Petra est réveillée par Marlene au saut du lit. Elle appelle sa mère, la fait un peu enrager et lui promet finalement de l'argent. A, 35 ans, Petra est une styliste à la mode, arrogante, caustique et suffisante. Elle maltraite Marlene, sa secrétaire, ex-amante devenue aujourd'hui aide et bonne à tout faire. Survient Sidonie, sa sœur, revenue depuis peu d'un voyage en Australie qui la met en demeure d'expliquer les causes de l'échec de son mariage. Petra, rappelle la force des premiers temps de l'amour et raconte comment sa gloire naissante et la déchéance sociale de son mari ont conduit celui-ci à la prendre de force ce qui l'a contrainte au divorce. Sidonie, mariée, reconnaît qu'elle n'aime plus son mari mais qu'elle le domine de fait et prône les vertus de l'humilité. A la fin de leur rencontre, Sidonie annonce la venue de Karin, exilée cinq ans en Australie qui aimerait connaître Pétra… qui a maintenant fini de se maquiller. Karin entre, c'est une très belle jeune femme de 23 ans dont Petra tombe immédiatement amoureuse. Elle l'invite à repasser le lendemain soir chez-elle.
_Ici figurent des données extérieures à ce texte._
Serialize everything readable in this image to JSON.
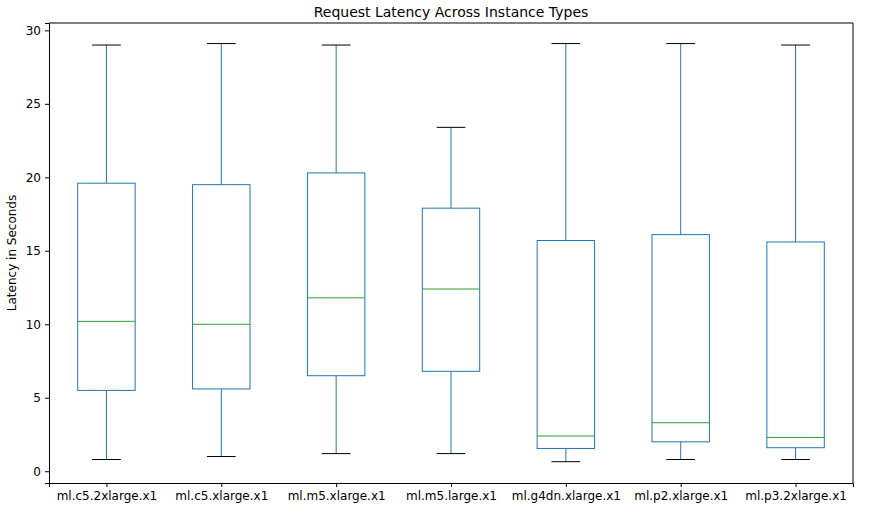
{
  "chart_data": {
    "type": "box",
    "title": "Request Latency Across Instance Types",
    "y_label": "Latency in Seconds",
    "categories": [
      "ml.c5.2xlarge.x1",
      "ml.c5.xlarge.x1",
      "ml.m5.xlarge.x1",
      "ml.m5.large.x1",
      "ml.g4dn.xlarge.x1",
      "ml.p2.xlarge.x1",
      "ml.p3.2xlarge.x1"
    ],
    "whisker_low": [
      0.8,
      1.0,
      1.2,
      1.2,
      0.65,
      0.8,
      0.8
    ],
    "q1": [
      5.5,
      5.6,
      6.5,
      6.8,
      1.55,
      2.0,
      1.6
    ],
    "median": [
      10.2,
      10.0,
      11.8,
      12.4,
      2.4,
      3.3,
      2.3
    ],
    "q3": [
      19.6,
      19.5,
      20.3,
      17.9,
      15.7,
      16.1,
      15.6
    ],
    "whisker_high": [
      29.0,
      29.1,
      29.0,
      23.4,
      29.1,
      29.1,
      29.0
    ],
    "color": "#1f77b4",
    "ylim": [
      -0.8,
      30.5
    ],
    "yticks": [
      0,
      5,
      10,
      15,
      20,
      25,
      30
    ],
    "grid": false
  }
}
Le lendemain soir, Petra reçoit Karin harnachée dans une robe du soir aux multiples bijoux en toc. Karin ne sait pas que faire dans la vie. Son père, outilleur, a fini par tuer sa mère puis se pendre après avoir été licencié d'une entreprise de pointe. Son mariage et son exil en Australie ont été un échec. Petra, ravie de la disponibilité de sa nouvelle amie, lui raconte comment elle a perdu son premier mari, mort dans un accident d'auto avant la naissance de leur fille. Elle ne tarde pas à lui avouer son amour et lui promet de la faire devenir mannequin. Karin accepte de venir habiter chez elle et lui demande d'être patiente.
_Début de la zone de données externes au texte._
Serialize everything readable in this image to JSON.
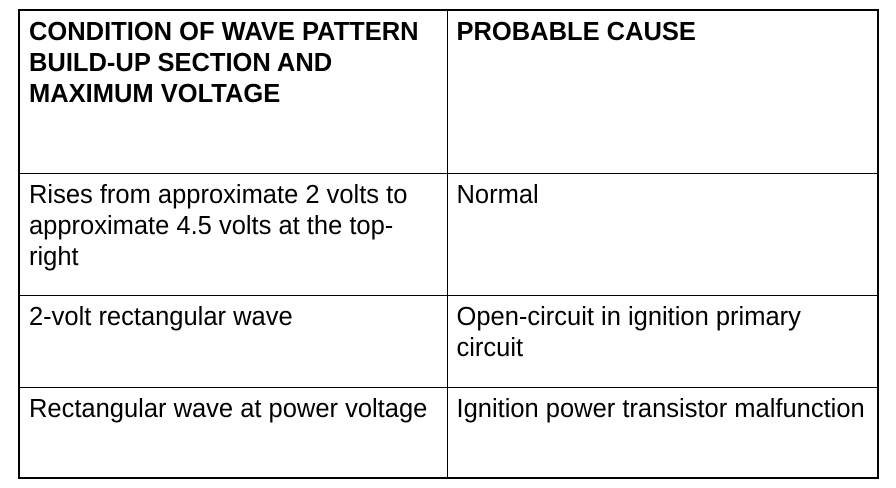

Quelques mois ont passé. Karin se prélasse au lit. Petra s'agite autour d'elle, cherche à lui faire reprendre ses études, lui sert à boire et s'enquiert de savoir ce que Karin a fait de sa soirée d'hier. Celle-ci lui avoue avoir couché avec un grand noir avec une longue queue. Petra pleure, prône à son tour l'humilité. Un article du journal annonçant la réussite de Petra, avec Karin en photo, adoucit celle-ci qui accepte enfin le baiser de Pétra. Le téléphone sonne. C'est le mari de Karin qui lui demande de le rejoindre à Francfort. Petra insulte Karin, lui crache au visage. Rien n'y fait : Karin part.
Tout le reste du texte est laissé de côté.